Le pipeline Tchad-Cameroun, un pilier financier stratégique pour Yaoundé
L’oléoduc Tchad-Cameroun se révèle être un pilier financier stratégique pour les autorités camerounaises. Sur la période allant de 2020 à 2025, le Trésor public du Cameroun a enregistré des recettes de 222,2 milliards de FCFA, provenant des droits de transit appliqués au pétrole brut tchadien acheminé vers le terminal maritime de Kribi. Ce montant, détaillé dans le Document de programmation économique et budgétaire à moyen terme 2027-2029 du ministère des Finances, représente une moyenne annuelle de 37 milliards de FCFA perçus pour le passage de l’or noir sur le territoire camerounais.
Le Tchad, en tant que nation enclavée sans accès direct à la mer, dépend entièrement de cette infrastructure vitale pour l’exportation de sa production pétrolière. La redevance encaissée par le Cameroun est calculée sur chaque baril transporté, selon un barème tarifaire régulièrement renégocié entre les deux pays. C’est la combinaison de ce mécanisme, des volumes de pétrole acheminés et de la parité entre le dollar et le FCFA qui détermine l’apport financier réel de l’oléoduc aux caisses de l’État camerounais.

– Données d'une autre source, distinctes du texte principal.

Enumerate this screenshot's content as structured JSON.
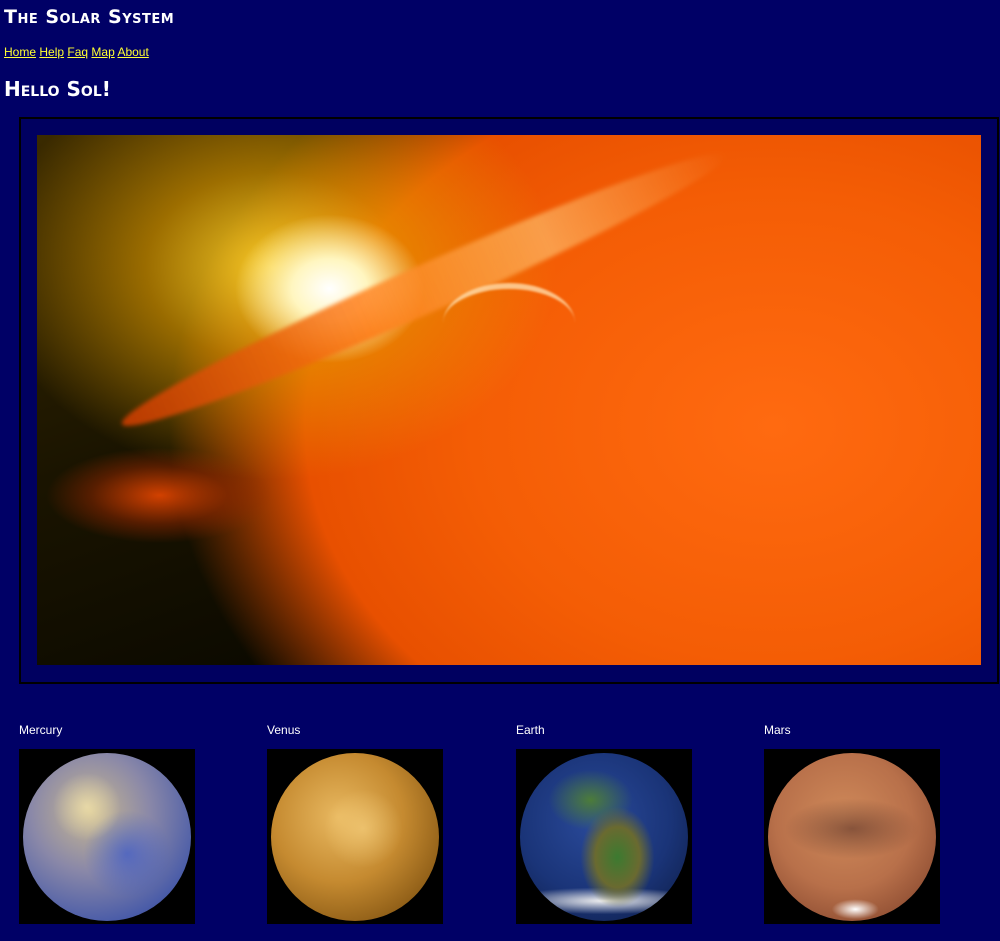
{
  "site": {
    "title": "The Solar System"
  },
  "nav": {
    "items": [
      "Home",
      "Help",
      "Faq",
      "Map",
      "About"
    ],
    "link_color": "#ffff33"
  },
  "page": {
    "heading": "Hello Sol!",
    "background_color": "#000066"
  },
  "hero": {
    "image": "sun-solar-flare-image"
  },
  "planets": [
    {
      "name": "Mercury",
      "image": "mercury-image"
    },
    {
      "name": "Venus",
      "image": "venus-image"
    },
    {
      "name": "Earth",
      "image": "earth-image"
    },
    {
      "name": "Mars",
      "image": "mars-image"
    }
  ]
}
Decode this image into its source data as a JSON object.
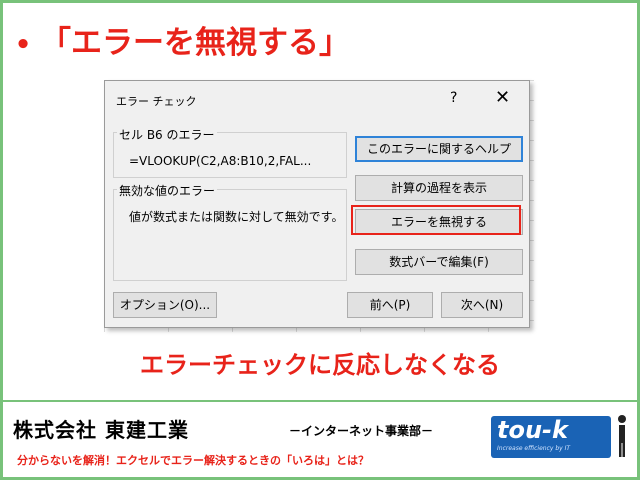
{
  "slide": {
    "bullet": "•",
    "title": "「エラーを無視する」",
    "caption": "エラーチェックに反応しなくなる"
  },
  "dialog": {
    "title": "エラー チェック",
    "help_symbol": "?",
    "close_symbol": "✕",
    "cell_group_label": "セル B6 のエラー",
    "formula": "=VLOOKUP(C2,A8:B10,2,FAL...",
    "error_group_label": "無効な値のエラー",
    "error_description": "値が数式または関数に対して無効です。",
    "buttons": {
      "help": "このエラーに関するヘルプ",
      "calc_steps": "計算の過程を表示",
      "ignore": "エラーを無視する",
      "edit_formula_bar": "数式バーで編集(F)",
      "options": "オプション(O)...",
      "prev": "前へ(P)",
      "next": "次へ(N)"
    }
  },
  "footer": {
    "company": "株式会社 東建工業",
    "division": "－インターネット事業部－",
    "tagline": "分からないを解消！エクセルでエラー解決するときの「いろは」とは？",
    "logo_text": "tou-k",
    "logo_sub": "Increase efficiency by IT"
  },
  "colors": {
    "accent_red": "#e8231a",
    "frame_green": "#78c27a",
    "logo_blue": "#1a63b5",
    "primary_button_border": "#2f83d8"
  }
}
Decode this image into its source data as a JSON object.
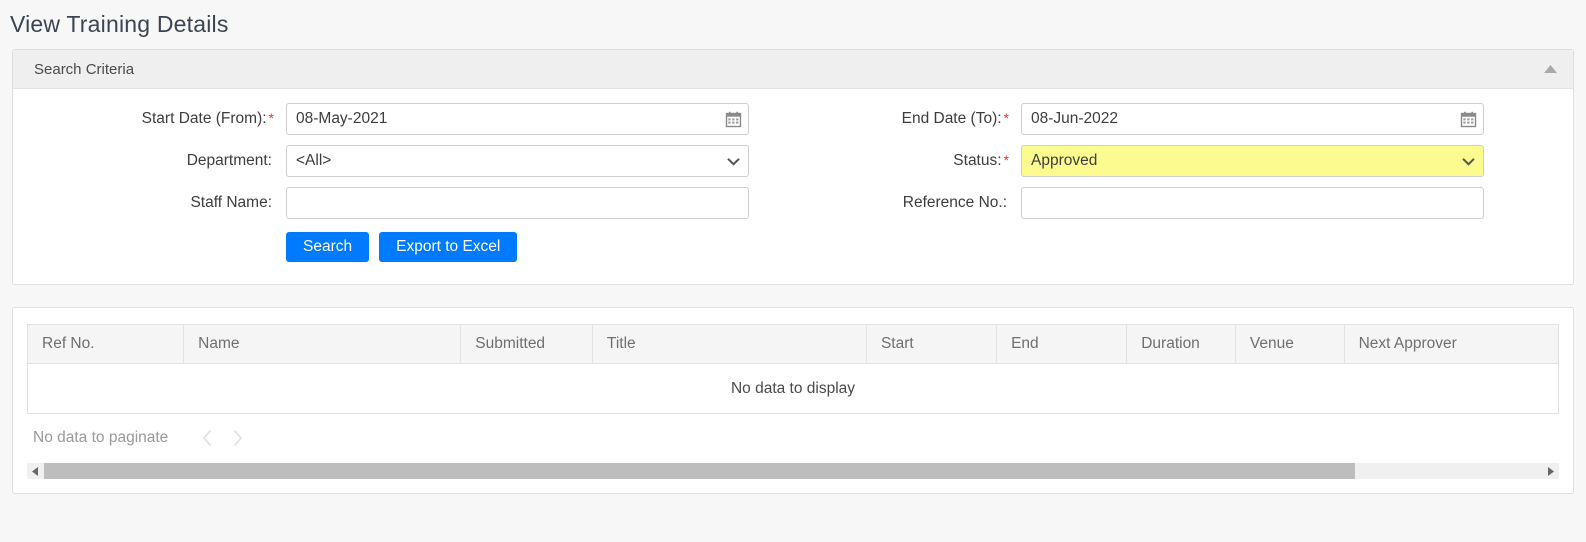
{
  "page": {
    "title": "View Training Details",
    "accent_color": "#007bff",
    "required_color": "#e8312f",
    "highlight_color": "#fbfb8f"
  },
  "search_panel": {
    "header_title": "Search Criteria",
    "collapse_icon": "triangle-up-icon",
    "fields": {
      "start_date": {
        "label": "Start Date (From):",
        "required": "*",
        "value": "08-May-2021",
        "placeholder": "",
        "icon": "calendar-icon"
      },
      "end_date": {
        "label": "End Date (To):",
        "required": "*",
        "value": "08-Jun-2022",
        "placeholder": "",
        "icon": "calendar-icon"
      },
      "department": {
        "label": "Department:",
        "required": "",
        "value": "<All>",
        "options": [
          "<All>"
        ],
        "icon": "chevron-down-icon"
      },
      "status": {
        "label": "Status:",
        "required": "*",
        "value": "Approved",
        "options": [
          "Approved"
        ],
        "icon": "chevron-down-icon",
        "highlighted": true
      },
      "staff_name": {
        "label": "Staff Name:",
        "required": "",
        "value": "",
        "placeholder": ""
      },
      "reference_no": {
        "label": "Reference No.:",
        "required": "",
        "value": "",
        "placeholder": ""
      }
    },
    "buttons": {
      "search": "Search",
      "export": "Export to Excel"
    }
  },
  "results_panel": {
    "columns": [
      "Ref No.",
      "Name",
      "Submitted",
      "Title",
      "Start",
      "End",
      "Duration",
      "Venue",
      "Next Approver"
    ],
    "rows": [],
    "empty_message": "No data to display",
    "pagination": {
      "text": "No data to paginate",
      "prev_icon": "chevron-left-icon",
      "next_icon": "chevron-right-icon"
    },
    "scrollbar": {
      "left_icon": "triangle-left-icon",
      "right_icon": "triangle-right-icon",
      "thumb_percent": 87.5
    }
  }
}
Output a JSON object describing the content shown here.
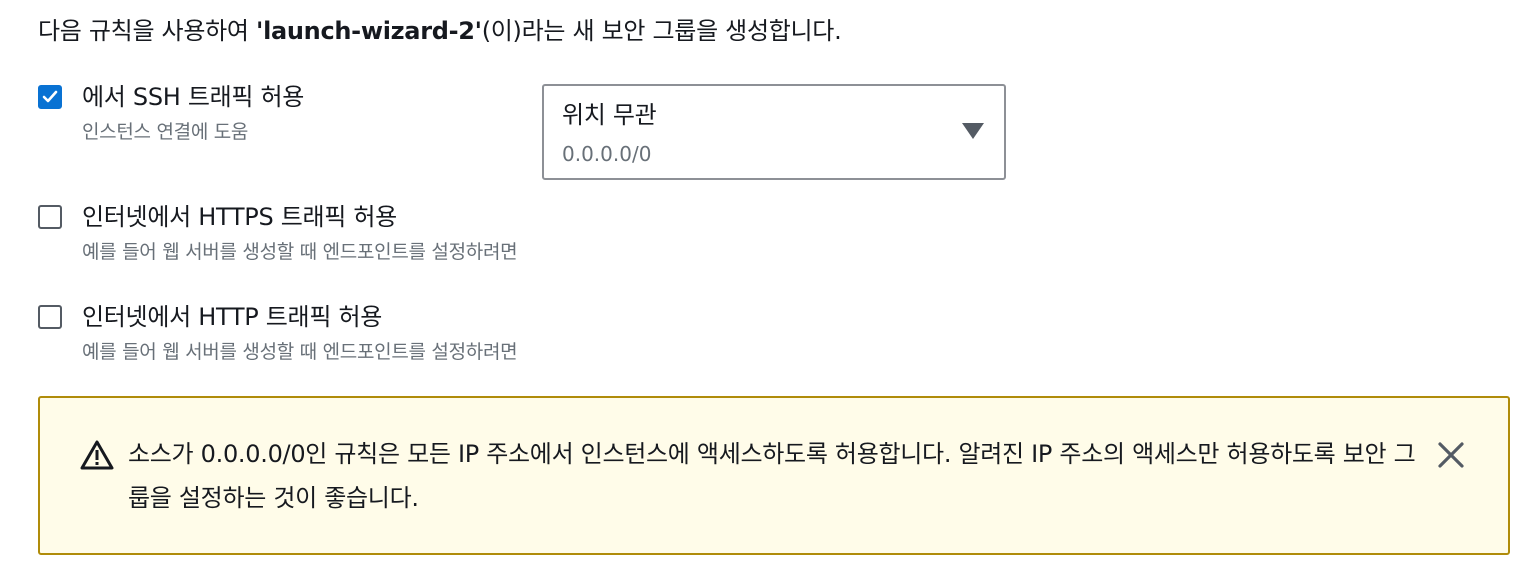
{
  "intro": {
    "prefix": "다음 규칙을 사용하여 ",
    "group_name": "'launch-wizard-2'",
    "suffix": "(이)라는 새 보안 그룹을 생성합니다."
  },
  "rules": [
    {
      "label": "에서 SSH 트래픽 허용",
      "description": "인스턴스 연결에 도움",
      "checked": true
    },
    {
      "label": "인터넷에서 HTTPS 트래픽 허용",
      "description": "예를 들어 웹 서버를 생성할 때 엔드포인트를 설정하려면",
      "checked": false
    },
    {
      "label": "인터넷에서 HTTP 트래픽 허용",
      "description": "예를 들어 웹 서버를 생성할 때 엔드포인트를 설정하려면",
      "checked": false
    }
  ],
  "ssh_source_select": {
    "label": "위치 무관",
    "value": "0.0.0.0/0",
    "icon": "caret-down-icon"
  },
  "warning": {
    "message": "소스가 0.0.0.0/0인 규칙은 모든 IP 주소에서 인스턴스에 액세스하도록 허용합니다. 알려진 IP 주소의 액세스만 허용하도록 보안 그룹을 설정하는 것이 좋습니다.",
    "icon": "warning-icon",
    "close_icon": "close-icon"
  },
  "colors": {
    "checkbox_checked": "#0972d3",
    "alert_background": "#fffce9",
    "alert_border": "#b08c0a",
    "secondary_text": "#687078"
  }
}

Une croissance spectaculaire des recettes en une décennie
L’examen des chiffres par rapport à la première décennie d’exploitation met en lumière une transformation significative. Selon les données du Comité de pilotage et de suivi des pipelines (CPSP), le Cameroun avait cumulé 85,5 milliards de FCFA en droits de transit durant les huit premières années suivant la mise en service de l’oléoduc, intervenue le 3 octobre 2003. La moyenne annuelle s’élevait alors à environ 10,7 milliards de FCFA, un chiffre qui contraste fortement avec les 37 milliards actuels. Sur une période plus courte de seulement deux ans, les encaissements récents dépassent de 136,7 milliards les revenus des huit premières années.
Cette augmentation fulgurante nécessite toutefois une analyse nuancée. La performance financière du pipeline Tchad-Cameroun est influencée simultanément par le tarif unitaire appliqué par baril, les quantités physiques transportées et le taux de change dollar/FCFA. En l’absence d’une ventilation annuelle publique des 222,2 milliards de FCFA, il est difficile d’isoler la contribution exacte de chaque variable à cette progression notable.
Le tarif unitaire, un levier essentiel des recettes
La revalorisation successive du tarif de transit représente l’un des principaux moteurs de cette hausse. Initialement fixé à 0,41 dollar par baril lors de l’inauguration de l’oléoduc, ce prix unitaire a été ajusté une première fois en 2013, puis de nouveau en 2018, pour atteindre 1,321 dollar par baril. Le tarif a ainsi plus que triplé en l’espace de quinze ans, ce qui contribue mécaniquement à gonfler les recettes camerounaises, indépendamment des volumes acheminés.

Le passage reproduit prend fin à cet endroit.